Brexit Monitor: The only certainty is uncertainty for the start of 2019
The decision by the British people to leave the EU may have serious consequences for Dutch businesses. Our Brexit Monitor keeps you up to date with the latest Brexit developments. What effects will Brexit have, and what can you expect? An overview of the main news and analysis from experts. In this issue:
- Political developments: overwhelming uncertainty despite a deal
- Economic developments: summer extension also comes to an end
Political developments: overwhelming uncertainty despite a deal
We have a deal!
We have a deal, but are also closer than ever to a ‘hard Brexit’. The EU and the UK reached an agreement on the divorce conditions on 14 November. That gives us a deal that can unlock a transition period if both the EU and the UK ratify the deal before 29 March 2019. According to the withdrawal agreement this transition period can be extended one time from December 2020 to December 2022 (see timeline). The EU Council approved the deal on 25 November and approval by the EU Parliament should not be problematic either.
The ball is in the English court
The EU Parliament can only vote on the deal once the British Parliament has approved it. A first attempt by the British Parliament to vote on the deal was planned for 11 December, but Prime Minister (PM) May cancelled the vote as she hoped to get more concessions from the EU during the EU Summit of 13-14 December. PM May has failed to achieve anything in Brussels, but managed to significantly reduce the already short time span we have for what is expected to be a very complex and tense turn of events in the British politics. We expect the deal to be rejected in a first voting round because various factions in the British Parliament will first attempt to get their preferred Brexit outcome. Labour for example will try to get an early general election and pro-EU MP’s will try to get a second referendum. Yet we think that the deal will be approved in a second voting round somewhere in February after all these options are exhausted, given the fact that a majority in the British Parliament wants to avoid a ‘hard Brexit’. Should any of the options above succeed, an extension of article 50 by a couple of months is in the cards. The risk of a ‘hard Brexit’, with or without extension, remains uncomfortably high.

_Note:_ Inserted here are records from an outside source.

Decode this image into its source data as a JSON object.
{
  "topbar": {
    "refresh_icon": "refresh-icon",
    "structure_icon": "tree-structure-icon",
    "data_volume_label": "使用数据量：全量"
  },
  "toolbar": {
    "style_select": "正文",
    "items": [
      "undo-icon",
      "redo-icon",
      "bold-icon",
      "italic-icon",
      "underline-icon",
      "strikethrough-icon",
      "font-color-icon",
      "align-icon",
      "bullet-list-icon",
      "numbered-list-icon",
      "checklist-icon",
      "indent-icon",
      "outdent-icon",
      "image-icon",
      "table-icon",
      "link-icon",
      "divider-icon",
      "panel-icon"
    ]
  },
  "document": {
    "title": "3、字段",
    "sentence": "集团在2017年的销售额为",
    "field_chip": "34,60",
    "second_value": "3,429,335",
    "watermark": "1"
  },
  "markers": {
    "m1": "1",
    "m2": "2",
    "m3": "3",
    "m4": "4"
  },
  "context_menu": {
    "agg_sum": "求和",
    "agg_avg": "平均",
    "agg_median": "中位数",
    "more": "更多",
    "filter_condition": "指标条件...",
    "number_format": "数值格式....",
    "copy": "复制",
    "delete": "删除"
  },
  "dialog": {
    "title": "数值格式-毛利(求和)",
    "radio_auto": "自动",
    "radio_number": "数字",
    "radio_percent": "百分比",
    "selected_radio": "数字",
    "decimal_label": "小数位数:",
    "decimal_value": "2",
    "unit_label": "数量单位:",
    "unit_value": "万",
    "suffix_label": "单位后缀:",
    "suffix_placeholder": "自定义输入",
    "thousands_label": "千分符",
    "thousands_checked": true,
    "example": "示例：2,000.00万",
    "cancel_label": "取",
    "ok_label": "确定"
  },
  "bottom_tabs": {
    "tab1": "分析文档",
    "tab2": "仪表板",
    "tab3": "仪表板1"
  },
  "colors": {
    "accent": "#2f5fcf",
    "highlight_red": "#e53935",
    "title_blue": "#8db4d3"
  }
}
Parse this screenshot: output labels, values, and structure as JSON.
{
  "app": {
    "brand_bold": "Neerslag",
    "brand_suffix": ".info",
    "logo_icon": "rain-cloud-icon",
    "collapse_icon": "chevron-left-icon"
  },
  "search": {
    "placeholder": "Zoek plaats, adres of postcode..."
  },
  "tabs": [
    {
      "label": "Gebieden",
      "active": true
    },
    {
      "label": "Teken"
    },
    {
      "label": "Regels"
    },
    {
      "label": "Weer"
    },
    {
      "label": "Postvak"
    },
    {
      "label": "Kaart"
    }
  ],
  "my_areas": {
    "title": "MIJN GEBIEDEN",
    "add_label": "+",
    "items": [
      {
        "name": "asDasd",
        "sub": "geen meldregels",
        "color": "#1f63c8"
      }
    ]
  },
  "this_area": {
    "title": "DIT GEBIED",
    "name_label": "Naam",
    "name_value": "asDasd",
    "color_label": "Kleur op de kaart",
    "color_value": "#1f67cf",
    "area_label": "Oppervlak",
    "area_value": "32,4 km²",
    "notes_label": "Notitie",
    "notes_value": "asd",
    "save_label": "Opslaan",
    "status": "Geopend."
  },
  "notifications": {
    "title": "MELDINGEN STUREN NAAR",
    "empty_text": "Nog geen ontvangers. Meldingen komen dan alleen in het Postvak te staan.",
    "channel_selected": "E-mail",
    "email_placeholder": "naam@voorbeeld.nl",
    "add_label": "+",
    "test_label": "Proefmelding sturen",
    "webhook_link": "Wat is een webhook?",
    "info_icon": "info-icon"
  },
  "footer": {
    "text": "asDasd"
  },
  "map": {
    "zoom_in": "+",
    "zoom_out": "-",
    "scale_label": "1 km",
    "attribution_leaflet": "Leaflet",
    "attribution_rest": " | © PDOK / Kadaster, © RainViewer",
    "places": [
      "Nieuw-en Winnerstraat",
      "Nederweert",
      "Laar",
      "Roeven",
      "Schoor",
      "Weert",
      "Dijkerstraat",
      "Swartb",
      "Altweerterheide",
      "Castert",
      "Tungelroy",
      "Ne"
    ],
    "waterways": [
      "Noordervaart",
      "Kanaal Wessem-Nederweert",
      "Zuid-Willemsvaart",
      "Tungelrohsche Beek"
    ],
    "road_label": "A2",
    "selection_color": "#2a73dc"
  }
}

Conservative threat neutralised
On 12 December the Conservatives triggered a vote of confidence in their leader Theresa May. The motion did not find sufficient support amongst Tory MP’s to pass and Theresa May remained in office. Moreover, as the rules allow the Conservatives only one leadership challenge every 12 months, the PM is off the hook from the Tories for now.
Economic developments: summer extension also comes to an end
The British economy performed beyond expectations in the third quarter of 2018 when the UK real GDP increased by 0.6 percent q-o-q. Private consumption and external demand were the main drivers. Investment on the other hand continued to contract just like in the first half of 2018. More recent high frequency economic indicators such as the PMI point towards a significant deterioration in the last quarter of 2018. All in all, we expect economic growth to come in at 1.3 percent in 2018 and 1.2 percent in 2019.
Pound has weakened further
The sterling lost 4 percent of its value against the euro in the past month on the back of much ado around Brexit, despite a marked initial appreciation after the EU and the UK reached a deal in November. Brexit turmoil has also led to high exchange rate volatility. We expect the coming two months to be fraught with tensions and uncertainty, and that will be the main driver of the exchange rate going forward. Assuming that a deal will be ratified on time, the sterling is likely to appreciate slightly against the euro the next six to 12 months. In the case of a ‘hard Brexit’ we see the pound sliding towards parity with the euro it currently trades at 0.89.